At last, however, the miller grew calmer and was even showing a disposition to discuss matters, when all at once an urchin of Janville came running across the yard.
“What do you want, eh?” called the master of the premises.
“Please, Monsieur Lepailleur, it’s a telegram.”
“All right, give it here.”
The lad, well pleased with the copper he received as a gratuity, had already gone off, and still the miller, instead of opening the telegram, stood examining the address on it with the distrustful air of a man who does not often receive such communications. However, he at last had to tear it open. It contained but three words: “Your son dead”; and in that brutal brevity, that prompt, hasty bludgeon-blow, one could detect the mother’s cold rage and eager craving to crush without delay the man, the father yonder, whom she accused of having caused her son’s death, even as she had accused him of being responsible for her daughter’s flight. He felt this full well, and staggered beneath the shock, stunned by the words that appeared on that strip of blue paper, reading them again and again till he ended by understanding them. Then his hands began to tremble and he burst into oaths.
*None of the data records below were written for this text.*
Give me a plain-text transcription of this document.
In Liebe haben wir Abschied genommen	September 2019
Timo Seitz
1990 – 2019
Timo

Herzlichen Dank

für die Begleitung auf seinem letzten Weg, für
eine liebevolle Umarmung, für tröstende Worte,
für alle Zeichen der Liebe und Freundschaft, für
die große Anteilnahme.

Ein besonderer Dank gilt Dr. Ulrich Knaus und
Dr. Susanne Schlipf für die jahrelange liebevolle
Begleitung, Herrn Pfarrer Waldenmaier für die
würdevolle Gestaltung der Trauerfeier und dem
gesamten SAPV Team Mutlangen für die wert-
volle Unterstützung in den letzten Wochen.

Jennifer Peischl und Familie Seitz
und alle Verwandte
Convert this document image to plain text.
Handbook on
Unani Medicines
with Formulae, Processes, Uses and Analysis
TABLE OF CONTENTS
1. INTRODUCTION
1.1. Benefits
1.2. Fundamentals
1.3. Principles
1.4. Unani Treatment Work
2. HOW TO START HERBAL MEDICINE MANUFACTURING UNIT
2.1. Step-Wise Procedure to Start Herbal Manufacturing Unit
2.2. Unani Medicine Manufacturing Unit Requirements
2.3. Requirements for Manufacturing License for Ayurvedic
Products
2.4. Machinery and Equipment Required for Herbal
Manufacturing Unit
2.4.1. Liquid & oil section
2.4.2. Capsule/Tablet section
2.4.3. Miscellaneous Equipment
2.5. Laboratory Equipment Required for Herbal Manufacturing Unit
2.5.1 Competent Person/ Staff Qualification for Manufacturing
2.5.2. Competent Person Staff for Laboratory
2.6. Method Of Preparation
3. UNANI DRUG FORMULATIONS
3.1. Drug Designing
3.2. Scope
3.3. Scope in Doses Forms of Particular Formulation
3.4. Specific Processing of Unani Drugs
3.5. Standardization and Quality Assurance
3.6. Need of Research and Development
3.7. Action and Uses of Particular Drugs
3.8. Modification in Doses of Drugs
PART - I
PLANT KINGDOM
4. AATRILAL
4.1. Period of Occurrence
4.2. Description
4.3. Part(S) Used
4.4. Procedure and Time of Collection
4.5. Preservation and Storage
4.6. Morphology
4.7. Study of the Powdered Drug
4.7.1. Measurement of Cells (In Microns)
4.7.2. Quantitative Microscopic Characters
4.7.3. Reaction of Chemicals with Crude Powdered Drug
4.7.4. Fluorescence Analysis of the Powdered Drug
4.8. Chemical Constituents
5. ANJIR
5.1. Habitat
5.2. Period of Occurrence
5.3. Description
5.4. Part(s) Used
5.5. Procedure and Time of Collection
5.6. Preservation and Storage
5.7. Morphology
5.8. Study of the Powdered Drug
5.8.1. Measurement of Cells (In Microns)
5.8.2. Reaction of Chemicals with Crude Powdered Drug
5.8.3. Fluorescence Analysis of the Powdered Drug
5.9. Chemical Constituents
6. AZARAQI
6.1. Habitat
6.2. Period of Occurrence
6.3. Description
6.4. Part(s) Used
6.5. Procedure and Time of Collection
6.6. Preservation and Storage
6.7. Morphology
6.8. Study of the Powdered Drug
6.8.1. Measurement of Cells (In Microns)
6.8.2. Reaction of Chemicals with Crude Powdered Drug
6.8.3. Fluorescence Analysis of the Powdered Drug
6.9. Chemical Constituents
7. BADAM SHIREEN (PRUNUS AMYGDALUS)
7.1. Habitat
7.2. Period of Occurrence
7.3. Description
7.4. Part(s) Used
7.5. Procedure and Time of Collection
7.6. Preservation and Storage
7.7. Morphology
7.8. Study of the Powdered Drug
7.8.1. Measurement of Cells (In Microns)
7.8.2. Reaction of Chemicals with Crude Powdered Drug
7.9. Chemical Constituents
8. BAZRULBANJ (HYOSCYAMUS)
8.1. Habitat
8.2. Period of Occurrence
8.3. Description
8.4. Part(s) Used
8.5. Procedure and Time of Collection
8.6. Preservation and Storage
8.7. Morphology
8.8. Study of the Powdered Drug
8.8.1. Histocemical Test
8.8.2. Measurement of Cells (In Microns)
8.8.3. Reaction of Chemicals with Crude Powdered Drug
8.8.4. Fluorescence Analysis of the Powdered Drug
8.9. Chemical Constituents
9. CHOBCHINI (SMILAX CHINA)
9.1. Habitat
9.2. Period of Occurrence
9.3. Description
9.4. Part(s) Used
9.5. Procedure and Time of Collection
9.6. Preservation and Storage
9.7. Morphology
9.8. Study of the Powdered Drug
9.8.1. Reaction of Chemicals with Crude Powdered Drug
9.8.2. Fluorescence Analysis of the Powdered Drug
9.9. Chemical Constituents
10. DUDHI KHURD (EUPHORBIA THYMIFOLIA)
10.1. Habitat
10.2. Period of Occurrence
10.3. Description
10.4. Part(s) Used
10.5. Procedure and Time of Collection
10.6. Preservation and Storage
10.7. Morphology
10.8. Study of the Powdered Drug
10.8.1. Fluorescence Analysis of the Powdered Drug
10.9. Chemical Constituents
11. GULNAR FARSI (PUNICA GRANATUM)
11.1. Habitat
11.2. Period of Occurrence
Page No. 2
“Thunder and blazes! What again is this? Here’s the boy dying now! Everything’s going to the devil!”
But his heart dilated and tears appeared in his eyes. Unable to remain standing, he sank upon a chair and again obstinately read the telegram; “Your son dead — Your son dead,” as if seeking something else, the particulars, indeed, which the message did not contain. Perhaps the boy had died before his mother’s arrival. Or perhaps she had arrived just before he died. Such were his stammered comments. And he repeated a score of times that she had taken the train at ten minutes past eleven and must have reached Batignolles about half-past twelve. As she had handed in the telegram at twenty minutes past one it seemed more likely that she had found the lad already dead.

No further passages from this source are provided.